Attractivism: A Society Obsessed with Appearances

Updated: Nov 10, 2019


Illustration by Savi Swiggard

Public image is an important aspect of our lives and culture. From celebrities to politicians, there is an underlying theme: what looks good is good. This concept can help or hurt us, and it lends itself to new forms of political and social activism. “Attractivism” is a newer word, notably used by former Harry Potter star Evanna Lynch, and is used to describe activism through positivity and interest. Rather than being an aggressive activist, attractivism is about being engaging, interesting, positive and, most importantly, eyecatching.


Attractivism is gaining speed in multiple ways. Celebrities are likely the main source of modern attractivism; those who are famous for their appearances in movies, tv shows or concert stages use their public image to gain attention for issues they care about. Figures like Laverne Cox and Taylor Swift have used their popularity and visibility in the media to speak about oppression and social issues. This theme has morphed as social media has become a prominent way for consumers to get their news and world updates, and more and more activists turn to new ways of promoting the issues they care about.


Following the nationwide internet joke about raiding Area 51, activists and celebrities jumped onto Snapchat and other social media platforms to promote a similar raid of what users are calling ICE “concentration camps,” the facilities where undocumented immigrants are being held. While people did go to the outskirts of Area 51, no major news has come about storming ICE detention centers. It raises the question of how effective attractivism actually is in solving the problems it wants to solve. While it may have been a great way of raising awareness for the ICE detention centers, there was no action.


Attention with no effect seems to be a prevailing theme for attractivism. Numerous politicians have run on campaigns surrounding positivity, forward-thinking and their young perspective. While this was a successful campaign strategy for politicians like former U.S. President Barack Obama and current Canadian Prime Minister Justin Trudeau, these leaders have received criticism for not being quite as forward-thinking as their promises. The one big plus for these politicians, aside from raising awareness or making substantial progress, has been their public image. Many have forgotten Obama’s failures in foreign military crisis and his poor immigration policies due to his charismatic and positive approach to politics being so refreshing. It is also easier to praise Obama’s performance in the office compared to his less-charismatic successor. Currently, Trudeau is starting to feel the heat from Canadians demanding genuine progress. Japan’s new environment minister, Shinjiro Koizumi, emphasizes that the fight against climate change has to be “fun,” “cool” and “sexy.” Koizumi is widely popular in his home country for being charismatic and convincing, but Japan’s lack of presence at the UN climate change summit, in addition to the country’s plans for more coal power plants, puts Koizumi’s words at odds with the direction the nation is taking.

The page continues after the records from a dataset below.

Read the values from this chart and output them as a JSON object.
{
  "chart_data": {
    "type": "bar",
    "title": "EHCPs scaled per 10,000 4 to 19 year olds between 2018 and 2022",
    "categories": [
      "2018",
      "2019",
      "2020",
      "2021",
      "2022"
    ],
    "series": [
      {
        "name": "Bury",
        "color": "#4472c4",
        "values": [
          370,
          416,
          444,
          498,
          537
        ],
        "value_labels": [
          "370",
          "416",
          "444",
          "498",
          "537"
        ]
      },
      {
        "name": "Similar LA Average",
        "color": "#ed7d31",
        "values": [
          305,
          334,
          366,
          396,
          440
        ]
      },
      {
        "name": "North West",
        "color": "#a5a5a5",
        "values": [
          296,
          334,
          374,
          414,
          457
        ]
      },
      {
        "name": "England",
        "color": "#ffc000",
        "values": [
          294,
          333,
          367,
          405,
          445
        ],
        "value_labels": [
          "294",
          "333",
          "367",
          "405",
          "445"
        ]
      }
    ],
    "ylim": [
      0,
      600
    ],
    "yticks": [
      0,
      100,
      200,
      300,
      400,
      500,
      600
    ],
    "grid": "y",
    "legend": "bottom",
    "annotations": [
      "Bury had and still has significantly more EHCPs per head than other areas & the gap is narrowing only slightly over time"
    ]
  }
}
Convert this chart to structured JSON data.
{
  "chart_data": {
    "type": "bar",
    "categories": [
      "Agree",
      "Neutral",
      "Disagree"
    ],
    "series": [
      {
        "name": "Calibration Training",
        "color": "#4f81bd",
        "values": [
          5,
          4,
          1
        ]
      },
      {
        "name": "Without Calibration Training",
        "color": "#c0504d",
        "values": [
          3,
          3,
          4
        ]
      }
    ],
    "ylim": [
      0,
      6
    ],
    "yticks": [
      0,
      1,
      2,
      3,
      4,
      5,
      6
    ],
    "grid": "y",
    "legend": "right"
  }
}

Attractivism seems to be working when one looks at only the appearances and hashtags, but there is a lack of depth to it. Critics of activist movements have begun to turn away from protests and speeches, saying that activists should be more polite and less demanding like the attractivists. While attractivism does not appear to accomplish its own goals, typical activism is losing ground as politics favor the form of activism that doesn’t contradict politicians’ agendas. Activists now have to pick between hashtags and protests. Choosing hashtags lessens the likelihood of change, but choosing protests paints a target on oneself. Moving forward, changing the status quo may need a new look.